NuClide Research
Most recent
navigate open esc close Corpus index built 2026-06-07 23:58 UTC

← Research library

Insight

Insight #59 — n8n Ungated Legacy REST Surface

Bill Rondell, Nick Adams & Dade Murphy — insight — 2 min read — 333 words

Date: 2026-05-25 Survey anchor: n8n discovery, 38.102.86.8

Observation

n8n exposes two API surfaces on port 5678:

  • /api/v1/ — public API, optional module, disabled by default ("publicApi": {"enabled": false})
  • /rest/ — internal frontend API, always present, the direct backend path for the n8n UI

In n8n 1.120.0 at 38.102.86.8, /api/v1/workflows returns 404 — the public API module is disabled and the routes do not exist. /rest/workflows returns workflow data without credentials. This is not a split-auth gap between two live surfaces. The public API is absent. The only access path is /rest/, and it has no auth gate.

User management is configured (showSetupPage: false). The /rest/ surface is not covered by that configuration.

Of the five n8n hosts in the Shodan corpus:

  • 38.102.86.8: /rest/ open, public API disabled (404) — UNGATED
  • 206.190.237.244 (16clouds.com): both /rest/ and /api/v1/ return 401 — GATED
  • 168.119.96.100, 46.62.162.52, 88.198.205.101 (ChattyAI cluster): both surfaces return 401 — GATED

1/5 hosts (20%) have the ungated legacy REST surface.

Failure Vector

The /rest/ path is the internal API n8n’s own frontend calls. It predates the public /api/v1/ API. When the public API module is disabled, /api/v1/ routes simply do not exist. The /rest/ surface remains present regardless — and in this instance carries no auth gate.

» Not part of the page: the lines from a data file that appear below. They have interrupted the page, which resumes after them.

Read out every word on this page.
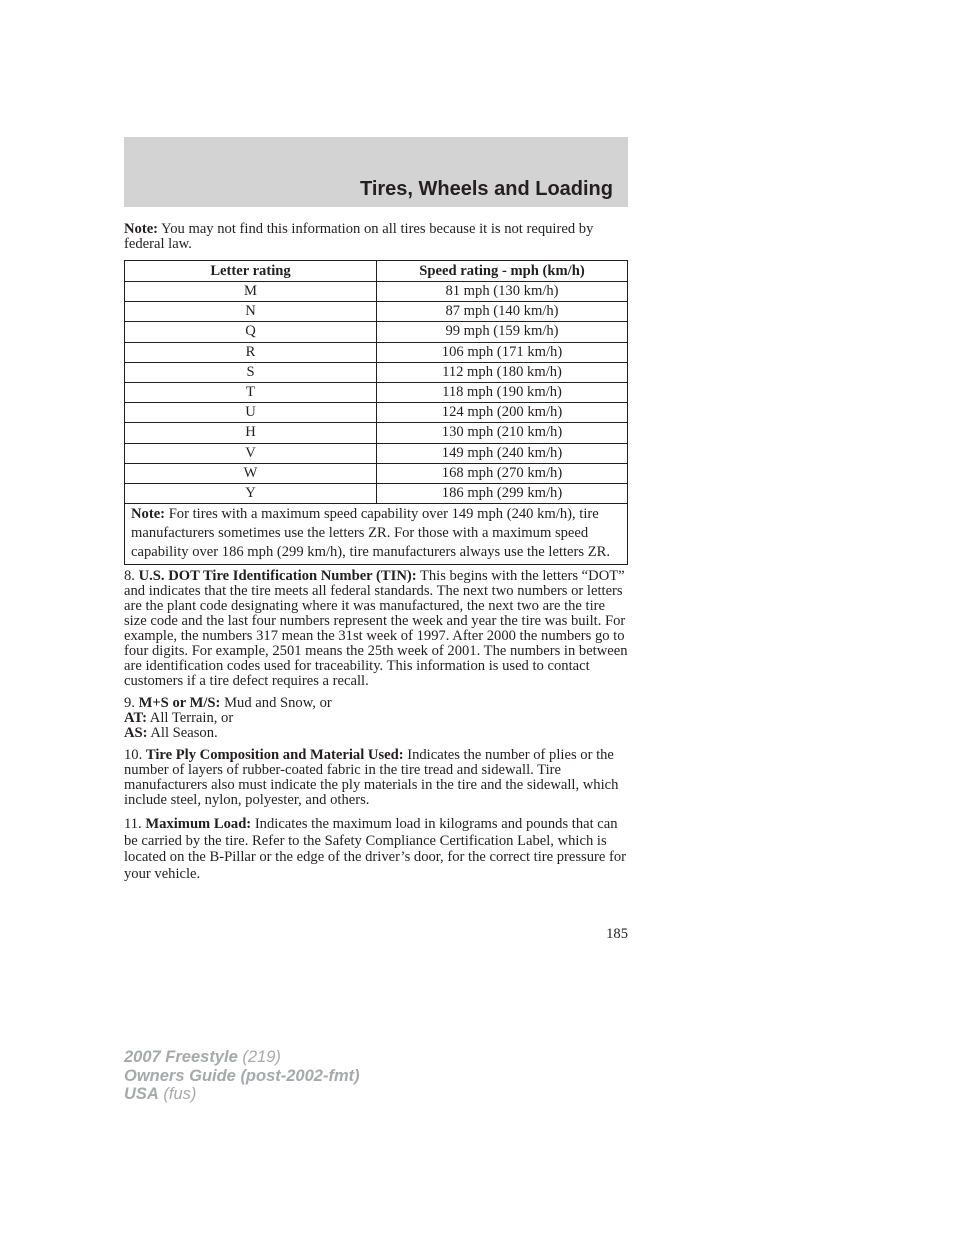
Tires, Wheels and Loading

Note: You may not find this information on all tires because it is not required by federal law.

Letter rating	Speed rating - mph (km/h)
M	81 mph (130 km/h)
N	87 mph (140 km/h)
Q	99 mph (159 km/h)
R	106 mph (171 km/h)
S	112 mph (180 km/h)
T	118 mph (190 km/h)
U	124 mph (200 km/h)
H	130 mph (210 km/h)
V	149 mph (240 km/h)
W	168 mph (270 km/h)
Y	186 mph (299 km/h)
Note: For tires with a maximum speed capability over 149 mph (240 km/h), tire manufacturers sometimes use the letters ZR. For those with a maximum speed capability over 186 mph (299 km/h), tire manufacturers always use the letters ZR.	

8. U.S. DOT Tire Identification Number (TIN): This begins with the letters “DOT” and indicates that the tire meets all federal standards. The next two numbers or letters are the plant code designating where it was manufactured, the next two are the tire size code and the last four numbers represent the week and year the tire was built. For example, the numbers 317 mean the 31st week of 1997. After 2000 the numbers go to four digits. For example, 2501 means the 25th week of 2001. The numbers in between are identification codes used for traceability. This information is used to contact customers if a tire defect requires a recall.

9. M+S or M/S: Mud and Snow, or
AT: All Terrain, or
AS: All Season.

10. Tire Ply Composition and Material Used: Indicates the number of plies or the number of layers of rubber-coated fabric in the tire tread and sidewall. Tire manufacturers also must indicate the ply materials in the tire and the sidewall, which include steel, nylon, polyester, and others.

11. Maximum Load: Indicates the maximum load in kilograms and pounds that can be carried by the tire. Refer to the Safety Compliance Certification Label, which is located on the B-Pillar or the edge of the driver’s door, for the correct tire pressure for your vehicle.

185
2007 Freestyle (219)
Owners Guide (post-2002-fmt)
USA (fus)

The gap is configuration-state, not version-specific: 38.102.86.8 runs 1.120.0 (current). User management is configured but the /rest/ surface is not covered by it.

Detection

GET /rest/settings   →  200  (always responds — confirms n8n is present)
GET /rest/workflows  →  200  with workflow data  =  UNGATED
GET /api/v1/workflows →  404 (public API disabled) or 401 (API enabled but gated)

Both 200 on /rest/workflows and 404 on /api/v1/workflows = public API absent, legacy surface ungated.

aimap Probe Candidate

Add secondary probe to the n8n fingerprint:

Path: /rest/workflows
Matches:
  - status_code: 200
  - json_field: data

Pair with a check of /rest/settings for publicApi.enabled: false to confirm the ungated-legacy pattern vs full-open.

Insight Class

Ungated legacy internal API: the operator configures user management but the legacy internal REST surface is not covered. The public API module is absent. The only access path has no auth gate.

Generalizes: tools that ship with a legacy internal API alongside an optional newer public API may leave the internal surface ungated when the newer API is disabled. Check both surfaces independently.